Make authenticated http requests to your DialogFlow project

You can access the authenticated http client generated by the package by calling the client attribute in your instance.

Keep in mind that this can become null if you have disposed your instance before.

Create your own authenticated http client

You can get an authenticated, auto refreshing http client with your custom json data if you call the static function

final credentials = DialogAuthCredentials.fromJson(yourJson);
final client = DialogFlowtter.getClient(credentials)

Keep in mind that this only authenticates with json provided by Google.
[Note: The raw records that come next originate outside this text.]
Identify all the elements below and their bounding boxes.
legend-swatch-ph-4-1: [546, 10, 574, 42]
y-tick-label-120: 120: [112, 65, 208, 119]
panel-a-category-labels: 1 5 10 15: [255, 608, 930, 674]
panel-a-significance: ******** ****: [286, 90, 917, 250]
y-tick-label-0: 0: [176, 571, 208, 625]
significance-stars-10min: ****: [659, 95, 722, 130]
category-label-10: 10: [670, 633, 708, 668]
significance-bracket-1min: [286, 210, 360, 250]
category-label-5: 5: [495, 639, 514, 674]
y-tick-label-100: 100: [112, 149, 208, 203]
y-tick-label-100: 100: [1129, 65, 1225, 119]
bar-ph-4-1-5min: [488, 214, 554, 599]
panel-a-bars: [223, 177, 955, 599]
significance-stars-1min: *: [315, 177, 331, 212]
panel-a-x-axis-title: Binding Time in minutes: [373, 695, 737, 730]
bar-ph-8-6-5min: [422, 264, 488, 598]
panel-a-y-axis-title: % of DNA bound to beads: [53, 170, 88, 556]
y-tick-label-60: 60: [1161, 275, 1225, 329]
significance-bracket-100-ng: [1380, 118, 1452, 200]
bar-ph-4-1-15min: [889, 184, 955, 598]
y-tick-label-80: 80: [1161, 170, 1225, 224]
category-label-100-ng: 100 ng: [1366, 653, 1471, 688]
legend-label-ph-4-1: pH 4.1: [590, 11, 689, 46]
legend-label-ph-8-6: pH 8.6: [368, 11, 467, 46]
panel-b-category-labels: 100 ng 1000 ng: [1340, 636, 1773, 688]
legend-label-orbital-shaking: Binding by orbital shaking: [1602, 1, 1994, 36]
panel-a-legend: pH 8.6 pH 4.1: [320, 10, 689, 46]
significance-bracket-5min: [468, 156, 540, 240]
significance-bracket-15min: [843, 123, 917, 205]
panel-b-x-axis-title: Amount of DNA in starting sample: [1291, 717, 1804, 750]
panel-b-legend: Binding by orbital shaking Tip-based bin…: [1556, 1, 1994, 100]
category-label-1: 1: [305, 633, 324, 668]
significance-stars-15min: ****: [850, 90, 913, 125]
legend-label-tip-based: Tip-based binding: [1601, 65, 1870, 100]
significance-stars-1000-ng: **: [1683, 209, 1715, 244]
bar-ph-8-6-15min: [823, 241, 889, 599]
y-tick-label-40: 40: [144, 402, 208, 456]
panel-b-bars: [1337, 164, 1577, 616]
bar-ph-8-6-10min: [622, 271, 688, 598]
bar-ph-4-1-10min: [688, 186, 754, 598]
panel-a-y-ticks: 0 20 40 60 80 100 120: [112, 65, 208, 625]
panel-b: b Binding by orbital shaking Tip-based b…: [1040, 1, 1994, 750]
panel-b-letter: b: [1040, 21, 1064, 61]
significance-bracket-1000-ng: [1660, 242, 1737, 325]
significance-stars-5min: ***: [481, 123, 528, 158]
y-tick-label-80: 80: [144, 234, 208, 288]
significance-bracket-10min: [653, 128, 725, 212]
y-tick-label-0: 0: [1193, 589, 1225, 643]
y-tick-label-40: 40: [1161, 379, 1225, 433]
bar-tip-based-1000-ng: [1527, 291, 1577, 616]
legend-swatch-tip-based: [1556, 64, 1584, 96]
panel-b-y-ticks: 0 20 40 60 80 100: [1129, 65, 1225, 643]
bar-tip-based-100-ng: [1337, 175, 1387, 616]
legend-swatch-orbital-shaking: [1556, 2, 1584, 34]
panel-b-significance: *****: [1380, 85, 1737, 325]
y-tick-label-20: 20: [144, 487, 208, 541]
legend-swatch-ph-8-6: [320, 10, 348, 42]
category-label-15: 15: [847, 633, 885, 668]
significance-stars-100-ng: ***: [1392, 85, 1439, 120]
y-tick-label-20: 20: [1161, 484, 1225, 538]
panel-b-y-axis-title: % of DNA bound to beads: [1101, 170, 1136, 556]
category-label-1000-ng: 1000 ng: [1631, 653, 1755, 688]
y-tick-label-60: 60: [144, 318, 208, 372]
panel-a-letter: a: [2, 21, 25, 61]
Check googleapis_auth for more info.

Further considerations

Every time you instanciate DialogFlowtter, the class creates an authenticated http client, with the credentials obtained from the DialogFlow Auth JSON. Be sure to save this instance and reuse it to avoid memory leaks

Memory leaks

Make sure to dispose your DialogFlowtter instance whenever you're done using it. This makes sure to close the authenticated http client and all its StreamSubscriptions to avoid memory leaks.

Too many models

We have coded almost every Dialog Flow model that you may need to use when implementing this package so you don't have to work with annoying Map<String, dynamic> objects. Feel free to ask for any model that is missing to be added to the package.

The models that were not coded are included as annoying Map<String, dynamic> and are tagged with the //? Create model if necessary.


  • [x] Add support for null safety
  • [x] Add support for cards, images, etc.
  • [x] Memory, file and remote auth JSON
  • [ ] Secure DialogFlow auth JSON
  • [ ] Support audio queries
  • [ ] Add a catalog of supported languages
  • [ ] Add direct access to common used attributes
  • [ ] Support use of custom HTTP Client


DialogFlowtter is Starware.
This means you're free to use the project, as long as you star its GitHub repository.